May Day protesters call for better wages and end to deportations

Seattle: Seattle police used pepper spray on Sunday evening to disperse black-clad anti-capitalist protesters authorities say threw rocks, flares, bricks and Molotov cocktails at officers during a rowdy May Day gathering.

At least four people were arrested. Authorities said two officers were hurt - one treated at the scene for a head laceration. Details about the other officer's injury weren't immediately available.

May Day marchers take to the streets of Los Angeles, calling for immigrant and worker rights. AP

May Day marchers take to the streets of Los Angeles, calling for immigrant and worker rights. AP

The clashes in Seattle followed a peaceful march in the city earlier in the day by advocates for workers and immigrants, just one of several events in cities nationwide Sunday to call for better wages for workers, an end to deportations and support for an Obama administration plan to give work permits to immigrants in the country illegally whose children are American citizens.

Hundreds of May Day marchers chanting slogans and carrying signs — and at least one Donald Trump piñata — took to the streets of Los Angeles.

"We want them to hear our voices, to know that we are here and that we want a better life, with jobs," said Norberto Guiterrez, a 46-year-old immigrant from Mexico who joined families, union members and students who marched through downtown.

Demonstrators repeatedly called out Donald Trump for his remarks about immigrants, workers and women. The leading Republican presidential contender has called for a wall on the border with Mexico and chided Democratic hopeful Hillary Clinton for playing the so-called "woman card."

"In addition to fighting for workers' rights, we are fighting for our dignity this time around, our self-respect," said Jorge-Mario Cabrera, a spokesman for the Coalition for Humane Immigrant Rights of Los Angeles.

"We can certainly encourage folks to look at what they're watching, what they're hearing and have them represent themselves and their families — whether they can vote or not — and say, 'We are not the rapists. We are not the criminals you are talking about. And we are quite good for this country,'" Cabrera said.

Trump says he is not racist or anti-immigrant; he simply wants the US to stop illegal immigration and control its borders.

Around the world, union members have traditionally marched on 1 May for workers' rights. In the United States, the annual events have become a rallying point for immigrants and their supporters since massive demonstrations in 2006 against a proposed immigration enforcement bill.

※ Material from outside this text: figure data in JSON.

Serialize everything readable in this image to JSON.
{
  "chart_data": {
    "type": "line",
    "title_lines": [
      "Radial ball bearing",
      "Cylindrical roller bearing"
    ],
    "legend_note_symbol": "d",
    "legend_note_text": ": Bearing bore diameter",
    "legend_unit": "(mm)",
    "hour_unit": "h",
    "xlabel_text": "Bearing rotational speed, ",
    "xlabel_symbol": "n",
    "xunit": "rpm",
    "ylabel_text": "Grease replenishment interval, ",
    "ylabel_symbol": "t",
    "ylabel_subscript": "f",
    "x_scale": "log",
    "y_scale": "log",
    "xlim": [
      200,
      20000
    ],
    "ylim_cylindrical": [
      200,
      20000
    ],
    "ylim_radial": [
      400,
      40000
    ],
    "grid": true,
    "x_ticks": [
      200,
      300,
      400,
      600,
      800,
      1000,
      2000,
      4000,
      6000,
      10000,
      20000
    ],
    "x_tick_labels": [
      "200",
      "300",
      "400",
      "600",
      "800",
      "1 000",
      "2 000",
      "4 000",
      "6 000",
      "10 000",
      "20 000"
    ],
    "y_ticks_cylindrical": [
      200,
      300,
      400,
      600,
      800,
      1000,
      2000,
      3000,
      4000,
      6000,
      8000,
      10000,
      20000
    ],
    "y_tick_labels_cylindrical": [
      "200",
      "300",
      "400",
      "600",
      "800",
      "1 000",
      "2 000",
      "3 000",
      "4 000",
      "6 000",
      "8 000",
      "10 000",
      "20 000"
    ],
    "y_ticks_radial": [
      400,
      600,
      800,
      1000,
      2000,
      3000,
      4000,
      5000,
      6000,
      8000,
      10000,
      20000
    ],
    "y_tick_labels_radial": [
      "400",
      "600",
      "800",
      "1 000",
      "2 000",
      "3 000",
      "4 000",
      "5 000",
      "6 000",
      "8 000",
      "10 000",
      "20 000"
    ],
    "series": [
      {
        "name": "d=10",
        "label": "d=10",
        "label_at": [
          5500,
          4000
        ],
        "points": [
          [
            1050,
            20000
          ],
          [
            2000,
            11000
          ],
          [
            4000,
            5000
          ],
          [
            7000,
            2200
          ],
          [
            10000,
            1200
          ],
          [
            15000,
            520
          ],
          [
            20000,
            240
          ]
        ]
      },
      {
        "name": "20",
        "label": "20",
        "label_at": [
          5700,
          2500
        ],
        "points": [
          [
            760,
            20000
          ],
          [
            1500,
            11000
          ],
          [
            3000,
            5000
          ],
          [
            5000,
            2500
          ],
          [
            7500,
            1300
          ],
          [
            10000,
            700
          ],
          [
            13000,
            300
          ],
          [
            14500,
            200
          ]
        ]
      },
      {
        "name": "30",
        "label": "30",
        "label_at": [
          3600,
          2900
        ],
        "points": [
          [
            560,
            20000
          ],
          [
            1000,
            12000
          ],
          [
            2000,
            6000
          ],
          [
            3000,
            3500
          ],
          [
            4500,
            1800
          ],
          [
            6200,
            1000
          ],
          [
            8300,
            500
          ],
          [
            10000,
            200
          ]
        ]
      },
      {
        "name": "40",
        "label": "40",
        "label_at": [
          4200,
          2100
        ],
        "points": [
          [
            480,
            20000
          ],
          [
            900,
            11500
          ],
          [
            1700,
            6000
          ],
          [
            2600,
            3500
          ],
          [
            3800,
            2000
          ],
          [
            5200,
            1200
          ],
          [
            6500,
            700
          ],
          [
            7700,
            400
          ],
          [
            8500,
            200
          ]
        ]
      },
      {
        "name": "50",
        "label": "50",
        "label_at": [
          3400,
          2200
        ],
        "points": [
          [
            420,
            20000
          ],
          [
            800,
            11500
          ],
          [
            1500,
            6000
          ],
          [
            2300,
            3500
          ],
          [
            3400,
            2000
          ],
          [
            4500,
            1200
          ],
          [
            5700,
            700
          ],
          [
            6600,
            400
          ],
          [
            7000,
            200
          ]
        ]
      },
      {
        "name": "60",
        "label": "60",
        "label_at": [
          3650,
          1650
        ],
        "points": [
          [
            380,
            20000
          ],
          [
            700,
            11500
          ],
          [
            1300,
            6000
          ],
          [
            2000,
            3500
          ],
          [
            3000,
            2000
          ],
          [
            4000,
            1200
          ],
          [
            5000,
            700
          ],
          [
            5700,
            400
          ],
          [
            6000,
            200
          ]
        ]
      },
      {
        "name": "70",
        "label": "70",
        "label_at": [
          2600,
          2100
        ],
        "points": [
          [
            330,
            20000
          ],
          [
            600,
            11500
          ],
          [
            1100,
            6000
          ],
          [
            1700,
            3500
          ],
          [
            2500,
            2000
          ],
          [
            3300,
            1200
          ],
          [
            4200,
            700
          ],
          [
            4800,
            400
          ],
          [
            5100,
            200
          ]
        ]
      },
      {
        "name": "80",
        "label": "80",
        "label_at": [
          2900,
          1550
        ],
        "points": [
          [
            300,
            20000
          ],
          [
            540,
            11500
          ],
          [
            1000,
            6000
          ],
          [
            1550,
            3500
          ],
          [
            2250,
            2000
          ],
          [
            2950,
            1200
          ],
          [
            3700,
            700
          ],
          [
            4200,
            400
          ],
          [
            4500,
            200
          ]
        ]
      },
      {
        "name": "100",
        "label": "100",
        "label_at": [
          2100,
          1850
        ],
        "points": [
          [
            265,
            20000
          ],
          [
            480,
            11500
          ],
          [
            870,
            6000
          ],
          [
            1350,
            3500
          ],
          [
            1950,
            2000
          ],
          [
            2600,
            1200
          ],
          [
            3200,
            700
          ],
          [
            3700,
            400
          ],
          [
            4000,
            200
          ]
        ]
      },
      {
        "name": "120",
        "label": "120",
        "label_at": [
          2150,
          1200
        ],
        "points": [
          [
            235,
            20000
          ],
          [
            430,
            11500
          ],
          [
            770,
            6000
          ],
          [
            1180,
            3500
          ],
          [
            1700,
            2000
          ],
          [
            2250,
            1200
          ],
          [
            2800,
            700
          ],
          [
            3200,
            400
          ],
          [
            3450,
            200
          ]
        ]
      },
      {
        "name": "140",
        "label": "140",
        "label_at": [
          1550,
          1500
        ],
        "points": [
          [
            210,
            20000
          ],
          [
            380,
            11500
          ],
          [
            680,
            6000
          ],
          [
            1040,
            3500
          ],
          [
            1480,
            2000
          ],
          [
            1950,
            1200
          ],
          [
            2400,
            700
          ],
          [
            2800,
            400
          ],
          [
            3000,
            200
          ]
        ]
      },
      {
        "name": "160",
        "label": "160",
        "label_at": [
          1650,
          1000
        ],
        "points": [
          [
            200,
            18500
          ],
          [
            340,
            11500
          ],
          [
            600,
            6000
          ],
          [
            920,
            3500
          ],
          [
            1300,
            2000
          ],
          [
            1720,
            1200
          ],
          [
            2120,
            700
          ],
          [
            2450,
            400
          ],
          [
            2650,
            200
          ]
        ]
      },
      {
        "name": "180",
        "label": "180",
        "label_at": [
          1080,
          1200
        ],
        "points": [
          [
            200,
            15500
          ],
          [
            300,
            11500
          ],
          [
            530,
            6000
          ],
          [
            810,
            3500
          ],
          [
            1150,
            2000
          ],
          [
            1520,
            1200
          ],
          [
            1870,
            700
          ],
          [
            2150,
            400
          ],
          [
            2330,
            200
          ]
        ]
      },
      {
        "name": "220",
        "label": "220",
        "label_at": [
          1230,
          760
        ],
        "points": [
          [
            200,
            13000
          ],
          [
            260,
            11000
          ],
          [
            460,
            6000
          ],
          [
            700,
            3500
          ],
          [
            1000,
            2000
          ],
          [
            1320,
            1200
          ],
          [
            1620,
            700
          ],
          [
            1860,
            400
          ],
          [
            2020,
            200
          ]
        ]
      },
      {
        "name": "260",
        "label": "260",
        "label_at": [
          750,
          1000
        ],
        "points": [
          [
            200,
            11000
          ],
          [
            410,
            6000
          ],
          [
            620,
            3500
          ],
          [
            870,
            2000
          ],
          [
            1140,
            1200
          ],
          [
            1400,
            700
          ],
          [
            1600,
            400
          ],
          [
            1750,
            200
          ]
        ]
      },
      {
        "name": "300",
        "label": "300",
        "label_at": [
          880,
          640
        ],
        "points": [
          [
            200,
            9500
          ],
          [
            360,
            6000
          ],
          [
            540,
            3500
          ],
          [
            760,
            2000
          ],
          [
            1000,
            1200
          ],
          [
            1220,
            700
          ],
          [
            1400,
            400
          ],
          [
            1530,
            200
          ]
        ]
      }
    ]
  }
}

In recent years, the marches have waned in size in US cities, but the tradition has continued.

In Seattle, dozens of people dressed in black had gathered at a downtown park following the earlier, peaceful march. The anti-capitalist demonstrators, who didn't have a permit from city officials, then started marching through the streets. They carried signs including one that said, "We Are Ungovernable."

Some downtown businesses had earlier boarded up storefronts, anticipating violence. Police said there was some property damage, including broken window at a residential building.

"This is no longer a peaceful march," Steve Wilske, Seattle Police assistant chief, said in a statement on Twitter and police ordered protesters to disperse.

Bicycle police in riot gear helped push the groups south of downtown, where it began to disperse.

Seattle traditionally sees large, disruptive May Day gatherings. Last year police arrested 16 people during demonstrations and in 2014, 10 people were arrested. In 2013, police arrested 18 people from a crowd that pelted them with rocks and bottles. Storefronts in downtown Seattle have also been smashed in previous protests.

In San Francisco, hundreds of marchers rallied at Fisherman's Wharf for immigrant and workers' rights and to demand justice for several men fatally shot by city police.

Across the bay in Oakland, close to 1,000 people marched in the Fruitvale district to raise awareness for workers, housing and immigrant rights and denounce Trump.

Meanwhile, social justice advocates in Durham, New Hampshire, made the rejection of racism, xenophobia and anti-Muslim sentiment the themes of their annual rally.